После скромного ужина, состоящего из сухого пайка, доступного в карантине, Маркин лёг на койку и задумался. Смотреть фильмы ему не хотелось, тренировку, чтобы не потерять форму, он сегодня уже провёл, и даже по расширенной программе, так что оставалось только лежать и глядеть в потолок, надеясь, что вот-вот прозвонит сигнал, учёные проведут ещё один анализ, и он сможет, наконец, выйти отсюда.
Обычно эти мысли приводили только к усилению раздражения, которое он испытывал, но сейчас на него неожиданно снизошла волна успокоения. Он ни с того ни с сего ощутил, что всё будет хорошо. Что завтра, если вдруг его вновь проверят, система не просигнализирует об угрозе, и он сможет войти, наконец, внутрь корабля. Конечно, технически, он и так находился на борту Аурэмо, но по-настоящему карантин можно было считать скорее внешним пространством потому, что всё равно нужно было проходить через шлюз внутрь обитаемых внутренних секторов.
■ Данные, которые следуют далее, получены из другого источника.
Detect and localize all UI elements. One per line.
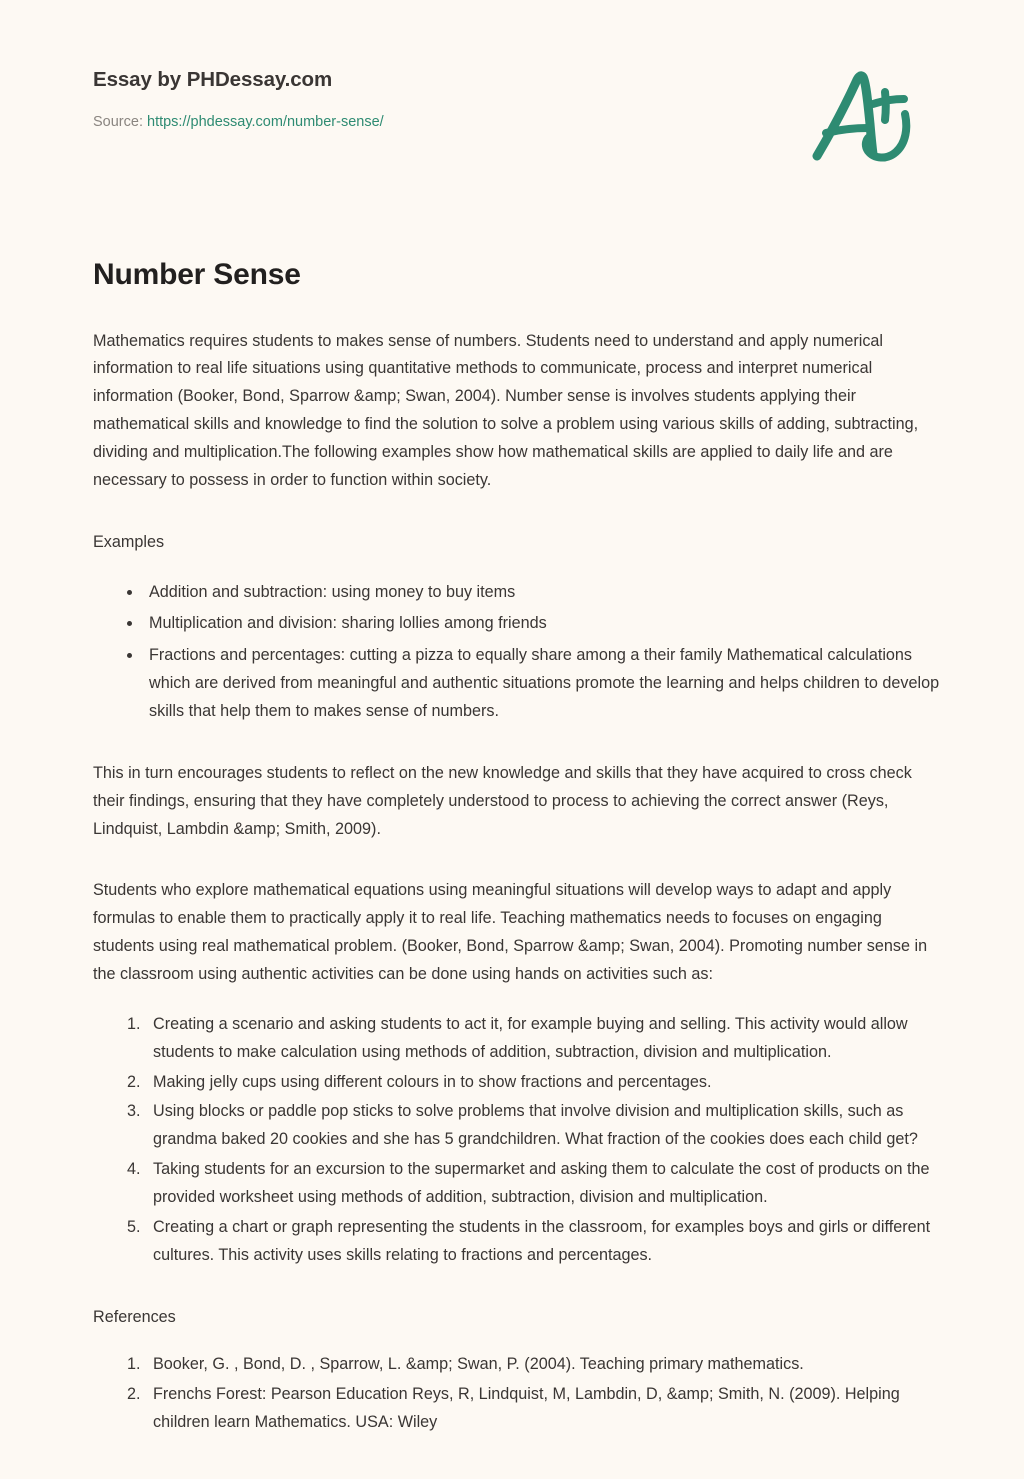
- list-item: 4. Taking students for an excursion to the supermarket and asking them to calculate the cost of products on the provided worksheet using methods of addition, subtraction, division and multiplication.: [145, 1156, 946, 1212]
- examples-heading: Examples: [93, 532, 165, 551]
- list-item: • Fractions and percentages: cutting a pizza to equally share among a their family Mathematical calculations which are derived from meaningful and authentic situations promote the learning and helps children to develop skills that help them to makes sense of numbers.: [143, 642, 946, 726]
- references-heading: References: [93, 1307, 176, 1326]
- a-plus-logo-icon: [804, 64, 922, 168]
- list-item: 1. Creating a scenario and asking students to act it, for example buying and selling. This activity would allow students to make calculation using methods of addition, subtraction, division and multiplication.: [145, 1011, 946, 1067]
- source-line: [93, 113, 384, 132]
- header-text-block: [93, 62, 384, 131]
- references-list: [93, 1351, 946, 1437]
- list-item: 3. Using blocks or paddle pop sticks to solve problems that involve division and multiplication skills, such as grandma baked 20 cookies and she has 5 grandchildren. What fraction of the cookies does each child get?: [145, 1098, 946, 1154]
- source-url-link[interactable]: https://phdessay.com/number-sense/: [147, 113, 384, 130]
- list-item: 1. Booker, G. , Bond, D. , Sparrow, L. &amp; Swan, P. (2004). Teaching primary mathematics.: [145, 1351, 946, 1379]
- page-header: [0, 0, 1024, 168]
- document-content: [0, 256, 1024, 1479]
- list-item: • Multiplication and division: sharing lollies among friends: [143, 610, 946, 638]
- paragraph-teaching: Students who explore mathematical equations using meaningful situations will develop ways to adapt and apply formulas to enable them to practically apply it to real life. Teaching mathematics needs to focuses on engaging students using real mathematical problem. (Booker, Bond, Sparrow &amp; Swan, 2004). Promoting number sense in the classroom using authentic activities can be done using hands on activities such as:: [93, 881, 928, 983]
- activities-list: [93, 1011, 946, 1270]
- source-label: Source:: [93, 113, 147, 130]
- list-item: 2. Frenchs Forest: Pearson Education Reys, R, Lindquist, M, Lambdin, D, &amp; Smith, N. (2009). Helping children learn Mathematics. USA: Wiley: [145, 1381, 946, 1437]
- brand-title: Essay by PHDessay.com: [93, 68, 333, 91]
- list-item: • Addition and subtraction: using money to buy items: [143, 579, 946, 607]
- examples-list: [93, 579, 946, 726]
- list-item: 5. Creating a chart or graph representing the students in the classroom, for examples boys and girls or different cultures. This activity uses skills relating to fractions and percentages.: [145, 1214, 946, 1270]
- page-title: Number Sense: [93, 258, 301, 291]
- list-item: 2. Making jelly cups using different colours in to show fractions and percentages.: [145, 1069, 946, 1097]
- paragraph-intro: Mathematics requires students to makes sense of numbers. Students need to understand and apply numerical information to real life situations using quantitative methods to communicate, process and interpret numerical information (Booker, Bond, Sparrow &amp; Swan, 2004). Number sense is involves students applying their mathematical skills and knowledge to find the solution to solve a problem using various skills of adding, subtracting, dividing and multiplication.The following examples show how mathematical skills are applied to daily life and are necessary to possess in order to function within society.: [93, 331, 919, 489]
- paragraph-reflection: This in turn encourages students to reflect on the new knowledge and skills that they have acquired to cross check their findings, ensuring that they have completely understood to process to achieving the correct answer (Reys, Lindquist, Lambdin &amp; Smith, 2009).: [93, 763, 912, 838]
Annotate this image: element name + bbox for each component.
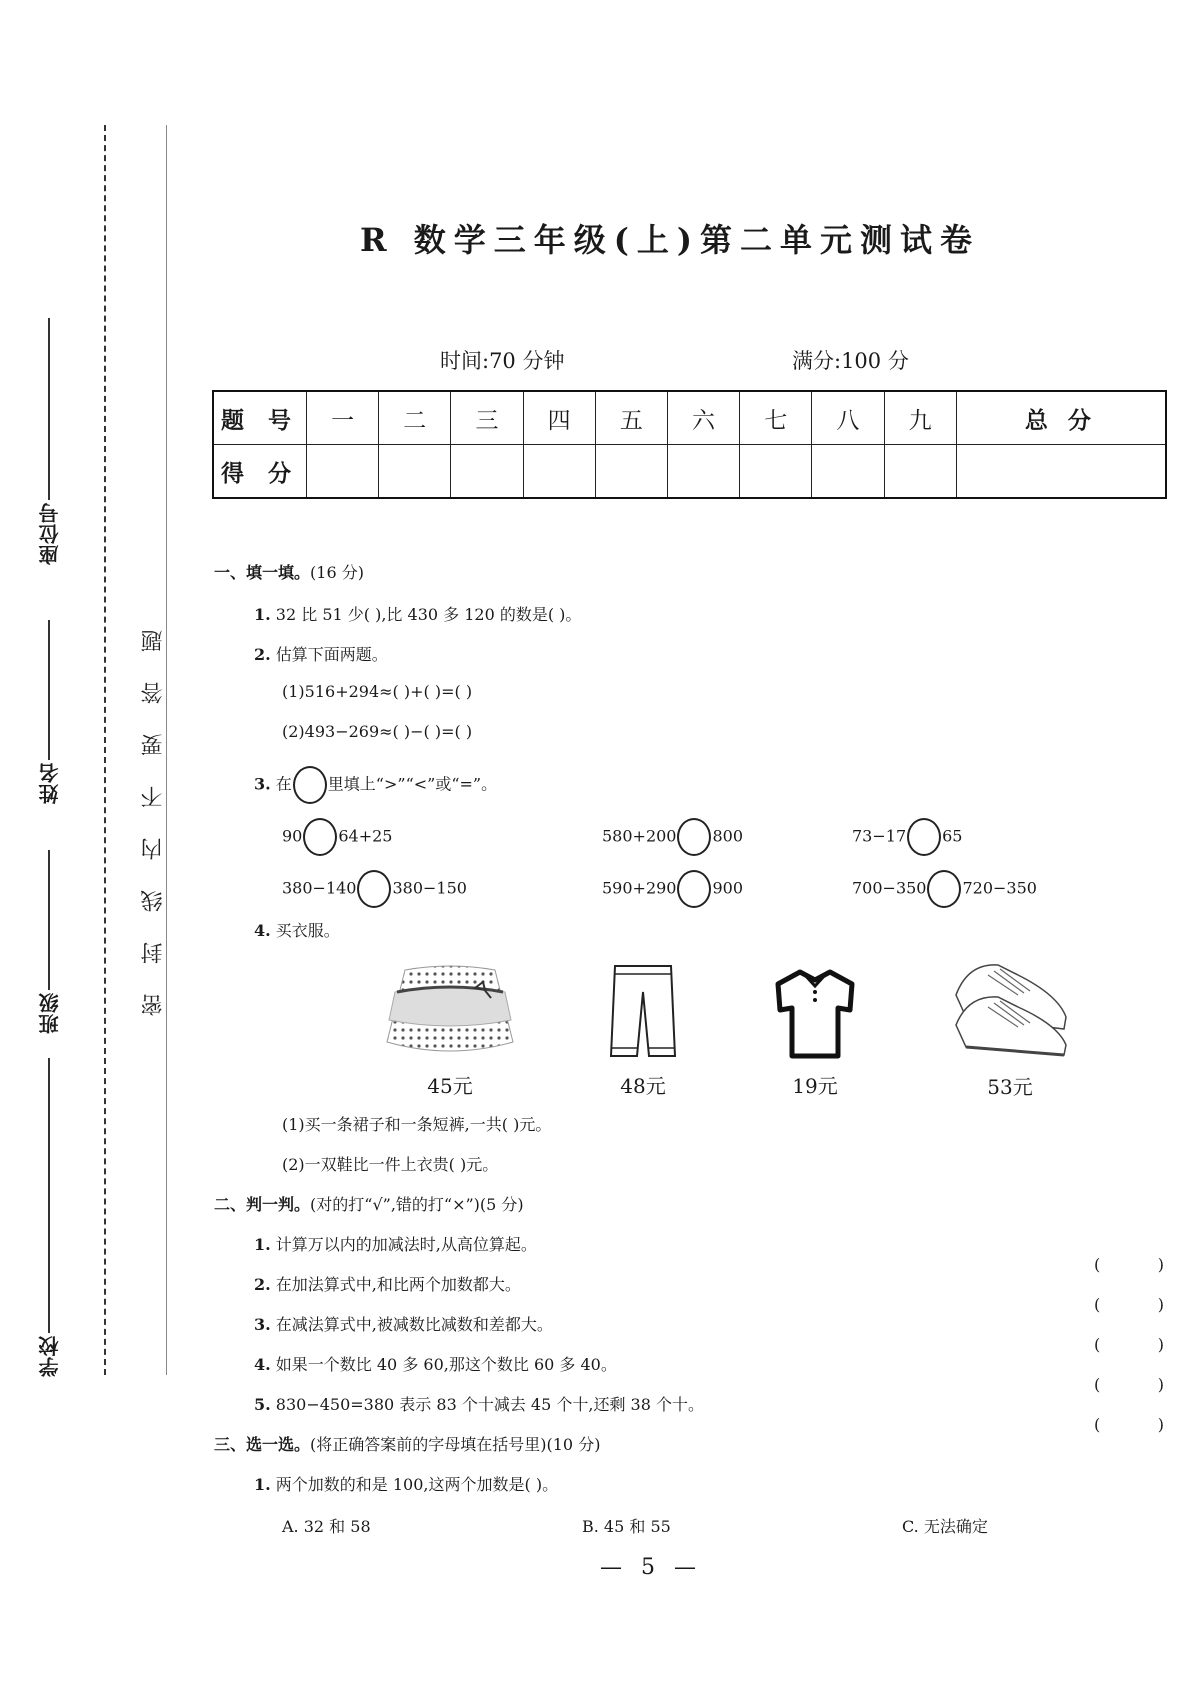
answer-blank[interactable]: ( ) <box>1094 1295 1164 1314</box>
seal-warning-text: 密封线内不要答题 <box>141 600 166 1016</box>
class-label: 班级 <box>37 992 62 1034</box>
answer-blank[interactable]: ( ) <box>1094 1335 1164 1354</box>
score-cell[interactable] <box>379 445 451 499</box>
score-cell[interactable] <box>667 445 739 499</box>
compare-item: 590+290 900 <box>602 870 743 908</box>
section2-heading: 二、判一判。(对的打“√”,错的打“×”)(5 分) <box>214 1195 524 1214</box>
name-field[interactable] <box>34 620 64 804</box>
column-3: 三 <box>451 391 523 445</box>
section1-heading: 一、填一填。(16 分) <box>214 563 364 582</box>
score-cell[interactable] <box>740 445 812 499</box>
option-c[interactable]: C. 无法确定 <box>902 1517 988 1536</box>
compare-item: 380−140 380−150 <box>282 870 467 908</box>
score-cell[interactable] <box>812 445 884 499</box>
score-table-score-row <box>213 445 1166 499</box>
seat-number-blank[interactable] <box>48 318 50 500</box>
s1-q2-sub1: (1)516+294≈( )+( )=( ) <box>282 682 473 701</box>
s2-item: 3. 在减法算式中,被减数比减数和差都大。 ( ) <box>254 1315 1164 1354</box>
option-b[interactable]: B. 45 和 55 <box>582 1517 671 1536</box>
class-blank[interactable] <box>48 850 50 990</box>
column-5: 五 <box>595 391 667 445</box>
compare-item: 73−17 65 <box>852 818 962 856</box>
circle-icon <box>293 766 327 804</box>
shoes-price: 53元 <box>987 1075 1033 1099</box>
column-2: 二 <box>379 391 451 445</box>
s2-item: 2. 在加法算式中,和比两个加数都大。 ( ) <box>254 1275 1164 1314</box>
answer-blank[interactable]: ( ) <box>1094 1415 1164 1434</box>
score-cell[interactable] <box>595 445 667 499</box>
answer-blank[interactable]: ( ) <box>1094 1375 1164 1394</box>
seat-number-label: 座位号 <box>37 502 62 565</box>
answer-blank[interactable]: ( ) <box>1094 1255 1164 1274</box>
class-field[interactable] <box>34 850 64 1034</box>
skirt-icon <box>375 962 525 1062</box>
score-cell-total[interactable] <box>956 445 1166 499</box>
column-4: 四 <box>523 391 595 445</box>
skirt-item <box>370 962 530 1099</box>
s2-item: 1. 计算万以内的加减法时,从高位算起。 ( ) <box>254 1235 1164 1274</box>
time-limit: 时间:70 分钟 <box>440 349 565 373</box>
column-total: 总 分 <box>956 391 1166 445</box>
score-table-header-row <box>213 391 1166 445</box>
skirt-price: 45元 <box>427 1074 473 1098</box>
shoes-icon <box>948 955 1073 1063</box>
compare-item: 90 64+25 <box>282 818 392 856</box>
column-6: 六 <box>667 391 739 445</box>
name-blank[interactable] <box>48 620 50 760</box>
compare-circle[interactable] <box>927 870 961 908</box>
score-cell[interactable] <box>523 445 595 499</box>
school-label: 学校 <box>37 1335 62 1377</box>
name-label: 姓名 <box>37 762 62 804</box>
question-number-label: 题 号 <box>213 391 307 445</box>
shirt-item <box>770 962 860 1099</box>
compare-circle[interactable] <box>677 870 711 908</box>
fold-dashed-line <box>104 125 106 1375</box>
school-blank[interactable] <box>48 1058 50 1333</box>
compare-circle[interactable] <box>357 870 391 908</box>
column-7: 七 <box>740 391 812 445</box>
compare-circle[interactable] <box>907 818 941 856</box>
score-label: 得 分 <box>213 445 307 499</box>
section3-heading: 三、选一选。(将正确答案前的字母填在括号里)(10 分) <box>214 1435 601 1454</box>
score-cell[interactable] <box>307 445 379 499</box>
seat-number-field[interactable] <box>34 318 64 565</box>
option-a[interactable]: A. 32 和 58 <box>282 1517 371 1536</box>
score-table <box>212 390 1167 499</box>
s1-question-4: 4. 买衣服。 <box>254 921 340 940</box>
page-number: — 5 — <box>600 1555 702 1580</box>
s1-question-1: 1. 32 比 51 少( ),比 430 多 120 的数是( )。 <box>254 605 582 624</box>
shorts-price: 48元 <box>620 1074 666 1098</box>
compare-item: 700−350 720−350 <box>852 870 1037 908</box>
shorts-icon <box>603 962 683 1062</box>
s1-q4-sub2: (2)一双鞋比一件上衣贵( )元。 <box>282 1155 499 1174</box>
shorts-item <box>598 962 688 1099</box>
shoes-item <box>945 955 1075 1100</box>
page-title: R 数学三年级(上)第二单元测试卷 <box>360 221 981 259</box>
s1-q4-sub1: (1)买一条裙子和一条短裤,一共( )元。 <box>282 1115 552 1134</box>
full-score: 满分:100 分 <box>792 349 909 373</box>
s1-q2-sub2: (2)493−269≈( )−( )=( ) <box>282 722 473 741</box>
score-cell[interactable] <box>884 445 956 499</box>
school-field[interactable] <box>34 1058 64 1377</box>
shirt-icon <box>770 962 860 1062</box>
compare-circle[interactable] <box>303 818 337 856</box>
s1-question-3: 3. 在 里填上“>”“<”或“=”。 <box>254 766 497 804</box>
column-8: 八 <box>812 391 884 445</box>
compare-item: 580+200 800 <box>602 818 743 856</box>
column-1: 一 <box>307 391 379 445</box>
column-9: 九 <box>884 391 956 445</box>
s2-item: 5. 830−450=380 表示 83 个十减去 45 个十,还剩 38 个十。 ( ) <box>254 1395 1164 1434</box>
s1-question-2: 2. 估算下面两题。 <box>254 645 388 664</box>
shirt-price: 19元 <box>792 1074 838 1098</box>
s2-item: 4. 如果一个数比 40 多 60,那这个数比 60 多 40。 ( ) <box>254 1355 1164 1394</box>
score-cell[interactable] <box>451 445 523 499</box>
s3-question-1: 1. 两个加数的和是 100,这两个加数是( )。 <box>254 1475 559 1494</box>
compare-circle[interactable] <box>677 818 711 856</box>
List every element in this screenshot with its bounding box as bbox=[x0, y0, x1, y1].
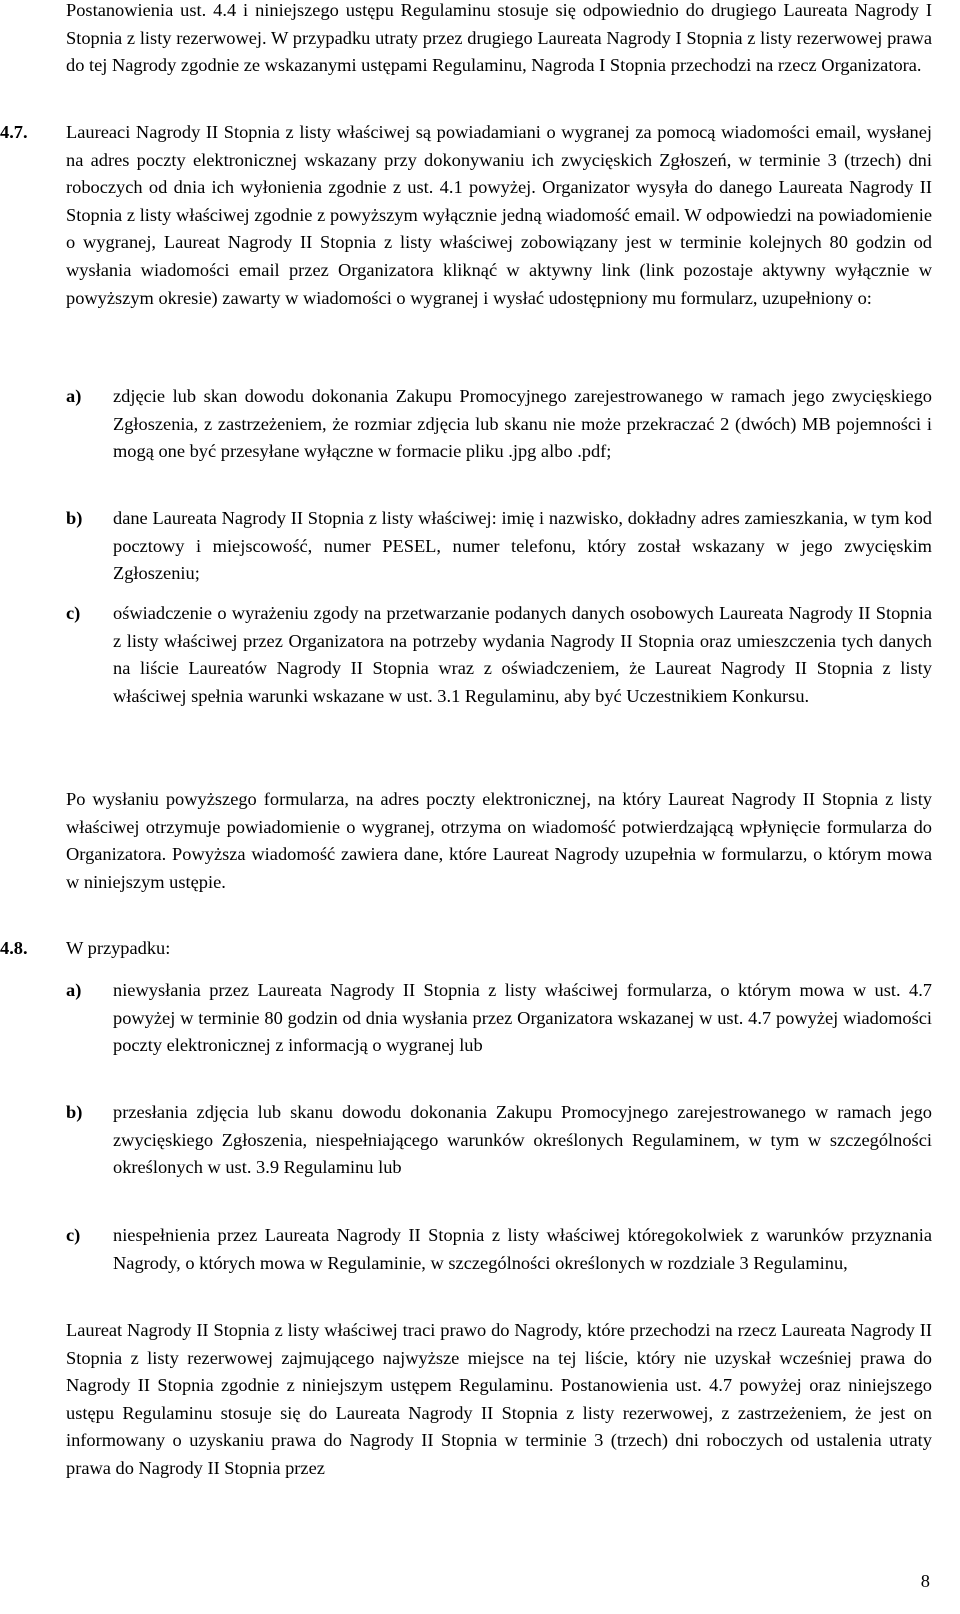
section-text: W przypadku: bbox=[66, 938, 171, 958]
item-label: c) bbox=[66, 603, 81, 623]
list-item bbox=[66, 977, 932, 1060]
item-label: b) bbox=[66, 508, 83, 528]
list-item bbox=[66, 1222, 932, 1277]
item-label: b) bbox=[66, 1102, 83, 1122]
list-item bbox=[66, 1099, 932, 1182]
list-item bbox=[66, 600, 932, 710]
item-label: a) bbox=[66, 980, 82, 1000]
item-text: dane Laureata Nagrody II Stopnia z listy właściwej: imię i nazwisko, dokładny adres zamieszkania, w tym kod pocztowy i miejscowość, numer PESEL, numer telefonu, który został wskazany w jego zwycięskim Zgłoszeniu; bbox=[113, 508, 932, 584]
item-text: niewysłania przez Laureata Nagrody II Stopnia z listy właściwej formularza, o którym mowa w ust. 4.7 powyżej w terminie 80 godzin od dnia wysłania przez Organizatora wskazanej w ust. 4.7 powyżej wiadomości poczty elektronicznej z informacją o wygranej lub bbox=[113, 980, 932, 1056]
list-item bbox=[66, 383, 932, 466]
list-item bbox=[66, 505, 932, 588]
section-closing-paragraph: Po wysłaniu powyższego formularza, na adres poczty elektronicznej, na który Laureat Nagrody II Stopnia z listy właściwej otrzymuje powiadomienie o wygranej, otrzyma on wiadomość potwierdzającą wpłynięcie formularza do Organizatora. Powyższa wiadomość zawiera dane, które Laureat Nagrody uzupełnia w formularzu, o którym mowa w niniejszym ustępie. bbox=[66, 789, 932, 892]
page-number: 8 bbox=[920, 1571, 930, 1592]
item-text: zdjęcie lub skan dowodu dokonania Zakupu Promocyjnego zarejestrowanego w ramach jego zwycięskiego Zgłoszenia, z zastrzeżeniem, że rozmiar zdjęcia lub skanu nie może przekraczać 2 (dwóch) MB pojemności i mogą one być przesyłane wyłączne w formacie pliku .jpg albo .pdf; bbox=[113, 386, 932, 462]
section-4-7 bbox=[0, 119, 932, 312]
section-closing-paragraph: Laureat Nagrody II Stopnia z listy właściwej traci prawo do Nagrody, które przechodzi na rzecz Laureata Nagrody II Stopnia z listy rezerwowej zajmującego najwyższe miejsce na tej liście, który nie uzyskał wcześniej prawa do Nagrody II Stopnia zgodnie z niniejszym ustępem Regulaminu. Postanowienia ust. 4.7 powyżej oraz niniejszego ustępu Regulaminu stosuje się do Laureata Nagrody II Stopnia z listy rezerwowej, z zastrzeżeniem, że jest on informowany o uzyskaniu prawa do Nagrody II Stopnia w terminie 3 (trzech) dni roboczych od ustalenia utraty prawa do Nagrody II Stopnia przez bbox=[66, 1320, 932, 1478]
section-number: 4.7. bbox=[0, 122, 28, 142]
item-text: niespełnienia przez Laureata Nagrody II Stopnia z listy właściwej któregokolwiek z warunków przyznania Nagrody, o których mowa w Regulaminie, w szczególności określonych w rozdziale 3 Regulaminu, bbox=[113, 1225, 932, 1273]
intro-paragraph: Postanowienia ust. 4.4 i niniejszego ustępu Regulaminu stosuje się odpowiednio do drugiego Laureata Nagrody I Stopnia z listy rezerwowej. W przypadku utraty przez drugiego Laureata Nagrody I Stopnia z listy rezerwowej prawa do tej Nagrody zgodnie ze wskazanymi ustępami Regulaminu, Nagroda I Stopnia przechodzi na rzecz Organizatora. bbox=[66, 0, 932, 76]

Маркину думалось, что это не проверенные временем армейские скафандры, а учёные и их игрушки дали сбой. Они даже не вступали в бой, а просто прошлись по коридорам заражённого корабля. Повреждений не могло быть, а значит, защита гарантировала полную изоляцию от внешней среды. Раньше он тоже прокручивал в голове эти мысли, стараясь успокоить себя, сказать, что виной всему небольшой сбой системы, и стоит проверить его ещё раз, как всё обнаружится, но красный сигнал анализатора каждый новый раз брал верх над его уверенностью, что, естественно, никак не способствовало её укреплению. Но сейчас ему удалось перебороть это. Он старался не зацикливаться на собственном удивлении тому, как легко ему сейчас стало. Даже подумалось о том, что он перебарщивал с нажимом на Филипса, и что завтра он в новом, спокойном тоне попросит провести новый анализ, а когда его мирную и спокойную просьбу удовлетворят, система ничего не найдёт, и он сможет свободно выбраться из карантина. Эти мысли помогли ему скоротать время, и он незаметно для себя заснул.